Leave , Woodrow! Go!” I yelled.

It seemed they had done this many times. The men moved slowly and methodically to the sides of the car. The one on the far side opened the rear door and pointed his machete at the boys and said something to them. Another opened the driver’s-side door, and the third reached in and grabbed Woodrow by the arm and pulled him from the car to the street. It happened in an instant. While the first man stood by the open rear door and kept the boys inside, the other two forced Woodrow to his hands and knees. One of them pulled Woodrow’s head back, forcing the small of his back down and his narrow shoulders up, and the other flashed his machete on a deadly path parallel to Woodrow’s back and shoulders towards his head, then lifted the machete, and with a single blow separated my husband’s head from his body.

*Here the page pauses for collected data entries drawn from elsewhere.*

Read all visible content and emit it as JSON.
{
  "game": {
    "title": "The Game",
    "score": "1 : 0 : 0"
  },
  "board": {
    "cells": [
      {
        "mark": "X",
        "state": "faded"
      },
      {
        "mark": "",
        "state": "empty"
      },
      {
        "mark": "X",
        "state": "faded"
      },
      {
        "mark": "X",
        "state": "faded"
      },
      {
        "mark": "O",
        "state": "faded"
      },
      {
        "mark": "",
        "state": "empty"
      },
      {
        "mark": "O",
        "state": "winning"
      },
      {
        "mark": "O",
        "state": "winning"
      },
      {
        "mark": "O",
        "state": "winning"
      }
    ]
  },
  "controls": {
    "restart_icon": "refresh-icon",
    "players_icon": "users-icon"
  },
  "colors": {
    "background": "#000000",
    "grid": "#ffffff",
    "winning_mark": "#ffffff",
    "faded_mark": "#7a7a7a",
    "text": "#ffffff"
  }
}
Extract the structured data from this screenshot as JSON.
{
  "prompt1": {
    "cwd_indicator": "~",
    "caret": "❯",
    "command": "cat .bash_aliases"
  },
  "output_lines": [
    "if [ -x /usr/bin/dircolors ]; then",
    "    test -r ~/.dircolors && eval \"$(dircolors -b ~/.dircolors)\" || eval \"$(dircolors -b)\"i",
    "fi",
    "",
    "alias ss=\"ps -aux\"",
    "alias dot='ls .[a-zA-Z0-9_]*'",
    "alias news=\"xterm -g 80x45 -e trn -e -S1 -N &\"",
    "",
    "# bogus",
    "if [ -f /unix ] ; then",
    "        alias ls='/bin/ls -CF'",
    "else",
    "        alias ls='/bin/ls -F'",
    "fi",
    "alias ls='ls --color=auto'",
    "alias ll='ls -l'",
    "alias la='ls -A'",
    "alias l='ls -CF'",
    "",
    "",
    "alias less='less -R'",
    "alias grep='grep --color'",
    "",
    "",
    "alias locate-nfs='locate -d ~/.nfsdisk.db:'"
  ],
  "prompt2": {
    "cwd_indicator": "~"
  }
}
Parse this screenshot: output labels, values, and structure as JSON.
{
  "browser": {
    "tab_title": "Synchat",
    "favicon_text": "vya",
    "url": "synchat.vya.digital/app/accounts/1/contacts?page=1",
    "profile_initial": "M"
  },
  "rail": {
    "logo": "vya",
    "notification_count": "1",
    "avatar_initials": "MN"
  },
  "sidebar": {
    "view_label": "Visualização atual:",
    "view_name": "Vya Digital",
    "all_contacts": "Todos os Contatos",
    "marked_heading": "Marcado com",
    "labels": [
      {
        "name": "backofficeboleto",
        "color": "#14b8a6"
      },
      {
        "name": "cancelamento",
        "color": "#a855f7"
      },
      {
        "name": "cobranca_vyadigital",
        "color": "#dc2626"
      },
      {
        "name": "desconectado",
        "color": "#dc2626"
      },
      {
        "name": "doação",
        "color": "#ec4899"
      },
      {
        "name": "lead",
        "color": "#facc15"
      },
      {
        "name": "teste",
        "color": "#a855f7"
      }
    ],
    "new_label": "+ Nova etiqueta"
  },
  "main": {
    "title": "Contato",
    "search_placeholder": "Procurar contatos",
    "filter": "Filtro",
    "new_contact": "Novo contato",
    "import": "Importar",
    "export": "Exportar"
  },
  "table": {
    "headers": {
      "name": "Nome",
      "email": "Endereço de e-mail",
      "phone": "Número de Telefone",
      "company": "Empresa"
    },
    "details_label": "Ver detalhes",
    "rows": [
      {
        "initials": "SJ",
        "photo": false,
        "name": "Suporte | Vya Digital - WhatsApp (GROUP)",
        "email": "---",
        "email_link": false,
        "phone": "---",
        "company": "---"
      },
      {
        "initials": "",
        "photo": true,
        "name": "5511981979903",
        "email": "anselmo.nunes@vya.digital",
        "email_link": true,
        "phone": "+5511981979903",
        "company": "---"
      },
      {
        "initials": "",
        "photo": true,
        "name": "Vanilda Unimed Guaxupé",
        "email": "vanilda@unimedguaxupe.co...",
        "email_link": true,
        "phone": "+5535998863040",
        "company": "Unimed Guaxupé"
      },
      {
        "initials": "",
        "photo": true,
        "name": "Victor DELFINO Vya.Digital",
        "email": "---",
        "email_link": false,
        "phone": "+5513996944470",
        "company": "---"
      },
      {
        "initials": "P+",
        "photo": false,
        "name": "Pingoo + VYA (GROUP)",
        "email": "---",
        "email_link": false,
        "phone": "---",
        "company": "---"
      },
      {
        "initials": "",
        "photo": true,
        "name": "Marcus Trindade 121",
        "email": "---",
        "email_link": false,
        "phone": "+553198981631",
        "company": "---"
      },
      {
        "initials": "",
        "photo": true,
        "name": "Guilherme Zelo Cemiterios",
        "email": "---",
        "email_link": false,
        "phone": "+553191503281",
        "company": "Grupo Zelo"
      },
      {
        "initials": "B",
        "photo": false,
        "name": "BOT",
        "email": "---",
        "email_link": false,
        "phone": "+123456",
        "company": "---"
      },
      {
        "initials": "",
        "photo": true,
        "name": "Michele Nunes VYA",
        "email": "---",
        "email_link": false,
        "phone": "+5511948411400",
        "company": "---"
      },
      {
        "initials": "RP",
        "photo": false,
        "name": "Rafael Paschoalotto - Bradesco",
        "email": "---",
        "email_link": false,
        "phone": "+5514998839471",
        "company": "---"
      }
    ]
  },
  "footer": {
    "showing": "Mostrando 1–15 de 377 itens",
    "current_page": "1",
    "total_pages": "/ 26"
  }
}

There was no sound, not a word or a cry from any of us, no screams, no weeping. Nothing. The dogs remained silent. There was only the sound of the birds and the cicadas and the frogs and the evening breeze in the trees. Woodrow’s body collapsed onto the street and poured blood into the dirt. The boys, as motionless as a photograph, stared out the car window at their father’s body. The man with the machete looked at the other, who held Woodrow’s head in his hands. He pointed at the head with the tip of his machete and laughed, an odd, high-pitched, silly laugh, and the other tossed the head across the street into the gutter like a rotten melon.